• Stephane Fayol

Une marguerite Saint Sylvestre pour effeuiller mon 2020


"Cette année j'ai aimé, un peu, beaucoup, passionnément, à la folie...":



Offrir mon regard aux fleurs pourvu qu'elles soient belles


Plonger les yeux dans les yeux de mon père, dans ses dernières heures de vie


Vivre aussi intensément le bonheur que je peux apporter aux miens, comme une potion de renaissance éternelle


Laisser aller tout mon corps et mon ami à la vue et au son de ces enfants magiques: mon Hyperloop 2020 de joie, un truc de oufffffff !!!!!



Ressentir l'énergie puissante et infiniment élégante de chaque gorgée du Whisky Diamant numéroté d'Eddu


Me "doudouner" au visionnage de l'univers de Felix Radu ( tiens ça rime)


"Playlister" à l'infini "Nous" pour nous, extrait d'Aimée, par Julien Doré


Partager la passion d'un jeune chef respirant la vie avec mon Top Chef top coeur Baptiste Renouard


Retrouver mes racines avec une paix de mon enfance et de mon adolescence dans les mots de Serge Joncour dans son oeuvre "Nature Humaine"


Prendre un stylo par la main, pour l'emmener vers demain et faire naitre des mots, encore et toujours des mots qui racontent


Voir, entendre, lire, "mes coeurs fidèles" à chaque instant de cette année, bien qu'aucun ne soit ardéchois, enfin je le crois.... :-)
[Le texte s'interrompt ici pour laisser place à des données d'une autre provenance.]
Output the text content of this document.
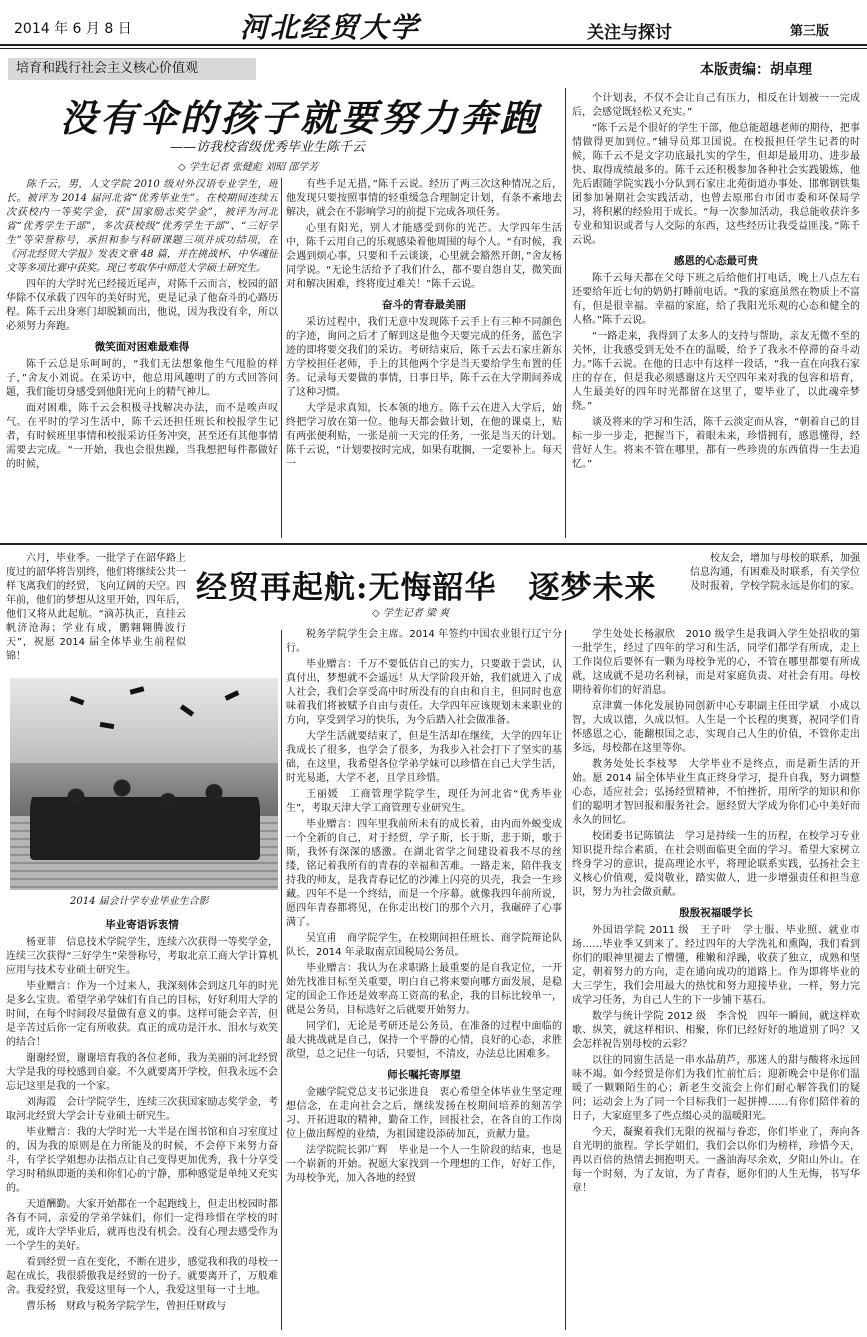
2014 年 6 月 8 日	河北经贸大学	关注与探讨	第三版
培育和践行社会主义核心价值观	本版责编：胡卓理
没有伞的孩子就要努力奔跑
——访我校省级优秀毕业生陈千云
◇ 学生记者 张健彪 刘昭 邵学芳

陈千云，男，人文学院 2010 级对外汉语专业学生，班长。被评为 2014 届河北省“优秀毕业生”。在校期间连续五次获校内一等奖学金，获“国家励志奖学金”，被评为河北省“优秀学生干部”，多次获校级“优秀学生干部”、“三好学生”等荣誉称号，承担和参与科研课题三项并成功结项，在《河北经贸大学报》发表文章 48 篇，并在挑战杯、中华魂征文等多项比赛中获奖。现已考取华中师范大学硕士研究生。

四年的大学时光已经接近尾声，对陈千云而言，校园的韶华除不仅承载了四年的美好时光，更是记录了他奋斗的心路历程。陈千云出身寒门却脱颖而出，他说，因为我没有伞，所以必须努力奔跑。

微笑面对困难最难得

陈千云总是乐呵呵的，“我们无法想象他生气甩脸的样子，”舍友小刘说。在采访中，他总用风趣明了的方式回答问题，我们能切身感受到他阳光向上的精气神儿。

面对困难，陈千云会积极寻找解决办法，而不是唉声叹气。在平时的学习生活中，陈千云还担任班长和校报学生记者，有时候班里事情和校报采访任务冲突，甚至还有其他事情需要去完成。“一开始，我也会很焦躁，当我想把每件都做好的时候，

有些手足无措，”陈千云说。经历了两三次这种情况之后，他发现只要按照事情的轻重缓急合理制定计划，有条不紊地去解决，就会在不影响学习的前提下完成各项任务。

心里有阳光，别人才能感受到你的光芒。大学四年生活中，陈千云用自己的乐观感染着他周围的每个人。“有时候，我会遇到烦心事，只要和千云谈谈，心里就会豁然开朗，”舍友杨同学说。“无论生活给予了我们什么，都不要自怨自艾，微笑面对和解决困难，终将度过难关！”陈千云说。

奋斗的青春最美丽

采访过程中，我们无意中发现陈千云手上有三种不同颜色的字迹，询问之后才了解到这是他今天要完成的任务，蓝色字迹的即将要交我们的采访。考研结束后，陈千云去石家庄新东方学校担任老师，手上的其他两个字是当天要给学生布置的任务。记录每天要做的事情，日事日毕，陈千云在大学期间养成了这种习惯。

大学是求真知，长本领的地方。陈千云在进入大学后，始终把学习放在第一位。他每天都会做计划，在他的课桌上，贴有两张便利贴，一张是前一天完的任务，一张是当天的计划。陈千云说，“计划要按时完成，如果有耽搁，一定要补上。每天一

个计划表，不仅不会让自己有压力，相反在计划被一一完成后，会感觉既轻松又充实。”

“陈千云是个很好的学生干部，他总能超越老师的期待，把事情做得更加到位。”辅导员郑卫国说。在校报担任学生记者的时候，陈千云不是文字功底最扎实的学生，但却是最用功、进步最快、取得成绩最多的。陈千云还积极参加各种社会实践锻炼，他先后跟随学院实践小分队到石家庄北苑街道办事处、邯郸钢铁集团参加暑期社会实践活动，也曾去原邢台市团市委和环保局学习，将积累的经验用于成长。“每一次参加活动，我总能收获许多专业和知识或者与人交际的东西，这些经历让我受益匪浅。”陈千云说。

感恩的心态最可贵

陈千云每天都在父母下班之后给他们打电话，晚上八点左右还要给年近七旬的奶奶打睡前电话。“我的家庭虽然在物质上不富有，但是很幸福。幸福的家庭，给了我阳光乐观的心态和健全的人格。”陈千云说。

“一路走来，我得到了太多人的支持与帮助，亲友无微不至的关怀，让我感受到无处不在的温暖，给予了我永不停滞的奋斗动力。”陈千云说。在他的日志中有这样一段话，“我一直在向我石家庄的存在，但是我必须感谢这片天空四年来对我的包容和培育，人生最美好的四年时光都留在这里了，要毕业了，以此魂牵梦绕。”

谈及将来的学习和生活，陈千云淡定而从容，“朝着自己的目标一步一步走，把握当下，着眼未来，珍惜拥有，感恩懂得，经营好人生。将来不管在哪里，都有一些珍贵的东西值得一生去追忆。”

六月，毕业季。一批学子在韶华路上度过的韶华将告别终，他们将继续公共一样飞离我们的经贸，飞向辽阔的天空。四年前，他们的梦想从这里开始，四年后，他们又将从此起航。“滴苏执正，直挂云帆济沧海；学业有成，鹏翱翱腾波行天”，祝愿 2014 届全体毕业生前程似锦！

经贸再起航:无悔韶华　逐梦未来
◇ 学生记者 梁 爽

校友会，增加与母校的联系，加强信息沟通，有困难及时联系，有关学位及时报着，学校学院永远是你们的家。

2014 届会计学专业毕业生合影
毕业寄语诉衷情

杨亚菲　信息技术学院学生，连续六次获得一等奖学金，连续三次获得“三好学生”荣誉称号，考取北京工商大学计算机应用与技术专业硕士研究生。

毕业赠言：作为一个过来人，我深刻体会到这几年的时光是多么宝贵。希望学弟学妹们有自己的目标，好好利用大学的时间，在每个时间段尽量做有意义的事。这样可能会辛苦，但是辛苦过后你一定有所收获。真正的成功是汗水、泪水与欢笑的结合！

谢谢经贸，谢谢培育我的各位老师，我为美丽的河北经贸大学是我的母校感到自豪。不久就要离开学校，但我永远不会忘记这里是我的一个家。

刘海霞　会计学院学生，连续三次获国家励志奖学金，考取河北经贸大学会计专业硕士研究生。

毕业赠言：我的大学时光一大半是在图书馆和自习室度过的，因为我的原则是在力所能及的时候，不会停下来努力奋斗，有学长学姐想办法指点让自己变得更加优秀，我十分享受学习时稍纵即逝的美和你们心的宁静，那种感觉是单纯又充实的。

天道酬勤。大家开始都在一个起跑线上，但走出校园时都各有不同，亲爱的学弟学妹们，你们一定得珍惜在学校的时光，或许大学毕业后，就再也没有机会。没有心理去感受作为一个学生的美好。

看到经贸一直在变化，不断在进步，感觉我和我的母校一起在成长，我很骄傲我是经贸的一份子。就要离开了，万般难舍。我爱经贸，我爱这里每一个人，我爱这里每一寸土地。

曹乐杨　财政与税务学院学生，曾担任财政与

税务学院学生会主席。2014 年签约中国农业银行辽宁分行。

毕业赠言：千万不要低估自己的实力，只要敢于尝试，认真付出，梦想就不会遥远！从大学阶段开始，我们就进入了成人社会，我们会享受高中时所没有的自由和自主，但同时也意味着我们将被赋予自由与责任。大学四年应该规划未来职业的方向，享受到学习的快乐，为今后踏入社会做准备。

大学生活就要结束了，但是生活却在继续，大学的四年让我成长了很多，也学会了很多，为我步入社会打下了坚实的基础，在这里，我希望各位学弟学妹可以珍惜在自己大学生活，时光易逝，大学不老，且学且珍惜。

王丽媛　工商管理学院学生，现任为河北省“优秀毕业生”，考取天津大学工商管理专业研究生。

毕业赠言：四年里我前所未有的成长着，由内而外蜕变成一个全新的自己，对于经贸，学子斯，长于斯，悲于斯，歌于斯，我怀有深深的感激。在湖北省学之间建设着我不尽的丝缕，铭记着我所有的青春的幸福和苦难。一路走来，陪伴我支持我的师友，是我青春记忆的沙滩上闪亮的贝壳，我会一生珍藏。四年不是一个终结，而是一个序幕。就像我四年前所说，愿四年青春都将见，在你走出校门的那个六月，我碾碎了心事满了。

吴宜甫　商学院学生，在校期间担任班长、商学院辩论队队长，2014 年录取南京国税局公务员。

毕业赠言：我认为在求职路上最重要的是自我定位，一开始先找准目标至关重要，明白自己将来要向哪方面发展，是稳定的国企工作还是效率高工资高的私企，我的目标比较单一，就是公务员，目标选好之后就要开始努力。

同学们，无论是考研还是公务员，在准备的过程中面临的最大挑战就是自己，保持一个平静的心情，良好的心态，求胜欲望，总之记住一句话，只要恒，不清皮，办法总比困难多。

师长嘱托寄厚望

金融学院党总支书记张进良　衷心希望全体毕业生坚定理想信念，在走向社会之后，继续发扬在校期间培养的刻苦学习、开拓进取的精神，勤奋工作，回报社会，在各自的工作岗位上做出辉煌的业绩，为祖国建设添砖加瓦，贡献力量。

法学院院长郭广辉　毕业是一个人一生阶段的结束，也是一个崭新的开始。祝愿大家找到一个理想的工作，好好工作，为母校争光，加入各地的经贸

学生处处长杨淑欣　2010 级学生是我调入学生处招收的第一批学生，经过了四年的学习和生活，同学们都学有所成，走上工作岗位后要怀有一颗为母校争光的心，不管在哪里都要有所成就，这成就不是功名利禄，而是对家庭负责、对社会有用。母校期待着你们的好消息。

京津冀一体化发展协同创新中心专职副主任田学斌　小成以智，大成以德，久成以恒。人生是一个长程的奥赛，祝同学们肯怀感恩之心，能翻根国之志，实现自己人生的价值，不管你走出多远，母校都在这里等你。

教务处处长李枝琴　大学毕业不是终点，而是新生活的开始。愿 2014 届全体毕业生真正终身学习，提升自我，努力调整心态，适应社会；弘扬经贸精神，不怕挫折，用所学的知识和你们的聪明才智回报和服务社会。愿经贸大学成为你们心中美好而永久的回忆。

校团委书记陈镇法　学习是持续一生的历程，在校学习专业知识提升综合素质，在社会则面临更全面的学习。希望大家树立终身学习的意识，提高理论水平，将理论联系实践，弘扬社会主义核心价值观，爱岗敬业，踏实做人，进一步增强责任和担当意识，努力为社会做贡献。

殷殷祝福暖学长

外国语学院 2011 级　王子叶　学士服、毕业照、就业市场……毕业季又到来了。经过四年的大学洗礼和熏陶，我们看到你们的眼神里褪去了懵懂，稚嫩和浮躁，收获了独立，成熟和坚定，朝着努力的方向，走在通向成功的道路上。作为即将毕业的大三学生，我们会用最大的热忱和努力迎接毕业，一样，努力完成学习任务，为自己人生的下一步铺下基石。

数学与统计学院 2012 级　李含悦　四年一瞬间，就这样欢歌、纵笑，就这样相识、相聚，你们已经好好的地道别了吗？又会怎样祝告别母校的云彩？

以往的同窗生活是一串水晶葫芦，那迷人的甜与酸将永远回味不竭。如今经贸是你们为我们忙前忙后；迎新晚会中是你们温暖了一颗颗陌生的心；新老生交流会上你们耐心解答我们的疑问；运动会上为了同一个目标我们一起拼搏……有你们陪伴着的日子，大家庭里多了些点缀心灵的温暖阳光。

今天，凝聚着我们无限的祝福与眷恋，你们毕业了，奔向各自光明的旅程。学长学姐们，我们会以你们为榜样，珍惜今天，再以百倍的热情去拥抱明天。一盏油海尽余欢，夕阳山外山。在每一个时刻，为了友谊，为了青春，愿你们的人生无悔，书写华章！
Vivre un temps encore la douce atmosphère de ma "Lumineuse" et prendre le soleil de la merveilleuse équipe de mon refuge, écouter la mer


Convoquer mes plus beaux souvenirs de quinquagénaire, les voir se précipiter immédiatement, inaltérés parce qu'inaltérables


Enflammer mon regard et mon odorat en lisant un cognac Bourgoin à l'abri de son écrin de verre


M'assourdir aux ronflements sonores d'antan de la 2CV dont j'ai rêvé, et que je tente d'apprivoiser


M'enivrer des effluves du parfum "Rose et Cuir" de Jean Claude Ellena


"A la folie, pas du tout, mais pas du tout"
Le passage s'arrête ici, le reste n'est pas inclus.